L’équipe « Information » des Fraternités de Jérusalem.
Sœur Marie-Laure, sœur Marlene, frère Grégoire, frère Marc-Abraham
et Paul-Hervé Vintrou (membre des fraternités laïques de Jérusalem)

INTERVIEW
Entretien avec frère Jean-Christophe

Au terme de son mandat de prieur général, notre équipe a questionné
frère Jean-Christophe
- Qu’est-ce que le travail d’un prieur général ?
Frère Jean-Christophe : D’abord, c’est mettre sa foi dans le Seigneur. Je me dis souvent : « ce n’est pas mon œuvre, Seigneur, c’est ton œuvre ». Prier est l’exigence première. Ensuite, c’est être frère avec ses frères, marcher avec eux, chercher ensemble. Être au service de la communion.
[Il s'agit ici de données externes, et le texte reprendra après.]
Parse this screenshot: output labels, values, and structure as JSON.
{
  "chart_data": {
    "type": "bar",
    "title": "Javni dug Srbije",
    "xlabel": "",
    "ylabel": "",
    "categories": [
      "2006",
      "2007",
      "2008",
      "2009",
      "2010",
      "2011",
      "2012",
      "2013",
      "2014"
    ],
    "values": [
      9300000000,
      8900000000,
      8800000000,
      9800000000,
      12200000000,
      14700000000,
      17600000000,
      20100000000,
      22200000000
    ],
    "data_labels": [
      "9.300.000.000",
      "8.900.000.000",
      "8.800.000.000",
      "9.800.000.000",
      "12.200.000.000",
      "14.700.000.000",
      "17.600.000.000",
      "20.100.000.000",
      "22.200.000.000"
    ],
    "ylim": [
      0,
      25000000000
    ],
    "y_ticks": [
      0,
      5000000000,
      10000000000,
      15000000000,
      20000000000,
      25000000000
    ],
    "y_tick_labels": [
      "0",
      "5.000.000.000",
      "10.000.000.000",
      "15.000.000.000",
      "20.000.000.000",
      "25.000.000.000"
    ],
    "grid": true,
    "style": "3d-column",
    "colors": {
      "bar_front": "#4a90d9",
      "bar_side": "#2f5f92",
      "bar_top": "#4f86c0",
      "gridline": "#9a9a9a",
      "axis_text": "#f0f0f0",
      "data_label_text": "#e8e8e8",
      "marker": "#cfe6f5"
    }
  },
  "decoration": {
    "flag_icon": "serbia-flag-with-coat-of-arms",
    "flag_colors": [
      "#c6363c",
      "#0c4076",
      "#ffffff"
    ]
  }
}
Très concrètement, cela veut dire visiter les fraternités chaque année, rencontrer les frères, individuellement et ensemble en chapitre, discerner avec chacun ce qui est bon pour lui, et avec la fraternité ce qui est bon pour le corps communautaire. Il m’arrive parfois d’engager un discernement avec un frère pour un parcours de formation ou pour un changement de fraternité, mais aussi d’affermir ceux qui se découragent.
Il me revient donc de donner un cap, une vision d’avenir, d’apporter un regard nouveau à la fraternité. Le travail consiste aussi à favoriser la coresponsabilité. Une tâche importante du prieur général est l’accompagnement des prieurs locaux dans leur mission par la formation, l’écoute, les conseils.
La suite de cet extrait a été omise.